The story is also extraordinary because Chu was only 22 at the time.

"Those four judges couldn't believe what they heard and what they saw: a factory man playing Paginini," Chu said, still laughing at the memory. "There's just one opening and then my life forever changed.

"It was my dream to be able to play the violin professionally and try to escape from the factory. It was a huge dream come true," Chu said.

This extraordinary man went on to become the concertmaster -- orchestra leader who plays first violin -- of several orchestras, performing with violin greats such as Itzhak Perlman and Joshua Bell along the way.

Chu is currently the concertmaster of the Everett Symphony.

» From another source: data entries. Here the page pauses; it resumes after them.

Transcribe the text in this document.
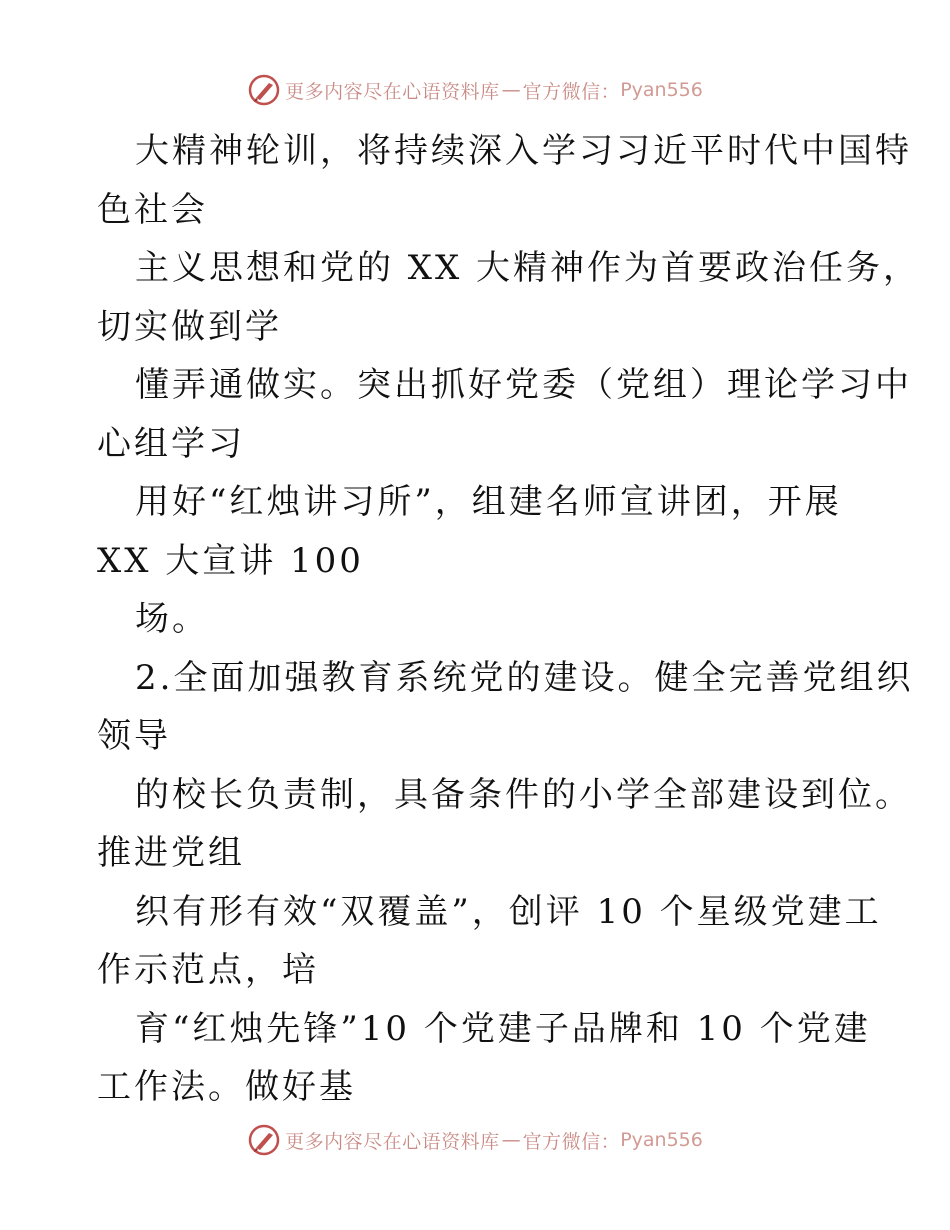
更多内容尽在心语资料库 — 官方微信： Pyan556
大精神轮训，将持续深入学习习近平时代中国特
色社会
主义思想和党的 XX 大精神作为首要政治任务，
切实做到学
懂弄通做实。突出抓好党委（党组）理论学习中
心组学习
用好“红烛讲习所”，组建名师宣讲团，开展
XX 大宣讲 100
场。
2.全面加强教育系统党的建设。健全完善党组织
领导
的校长负责制，具备条件的小学全部建设到位。
推进党组
织有形有效“双覆盖”，创评 10 个星级党建工
作示范点，培
育“红烛先锋”10 个党建子品牌和 10 个党建
工作法。做好基
更多内容尽在心语资料库 — 官方微信： Pyan556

He will be the featured musician tonight during the symphony's final concert of the season, "The Romantic and the Bohemian."

Chu will be featured during Dvorak's Symphony No. 8 and the Concerto for Violin by Brahms.

There's no question that these are passionate pieces because those have always been Chu's favorite.

"Ninety percent of the songs I chose are the ones with passion. That's what I live for," said Chu, following a lesson with one of his students. "I'm a passionate person."

In 2001, that passion caught the attention of Everett Symphony conductor Paul-Elliott Cobbs, who saw Chu play at a music festival in Spain.

Everett Symphony musicians have said Cobbs knew immediately that he had found the orchestra's concertmaster, but he showed respect for the orchestra by having Chu audition for a committee comprised of all the principals. Chu knocked the socks off of everyone and got the job.

Chu is often asked: Why stay with Everett?

He has been offered many other full-time orchestra opportunities but the violinist says he's content to stay here as long as he remains happy. He doesn't even mind commuting from Vancouver, B.C., where his wife and 9-year-old daughter live.

"Besides, the scenery is good. I look at the cows, and the mountains are beautiful," Chu said.

Also, Chu said, if he became a full-time musician at another symphony, he would have to give up teaching, something he is as passionate about as the music he plays.

"Part of my life is teaching. I don't want to be simply playing," Chu said. "I always think back on my childhood and how difficult it was to get the right education, the right training.

"I want to devote my life to helping those who really have musical talent," Chu said. "And give them all I got, just as my teachers did for me when I was a kid."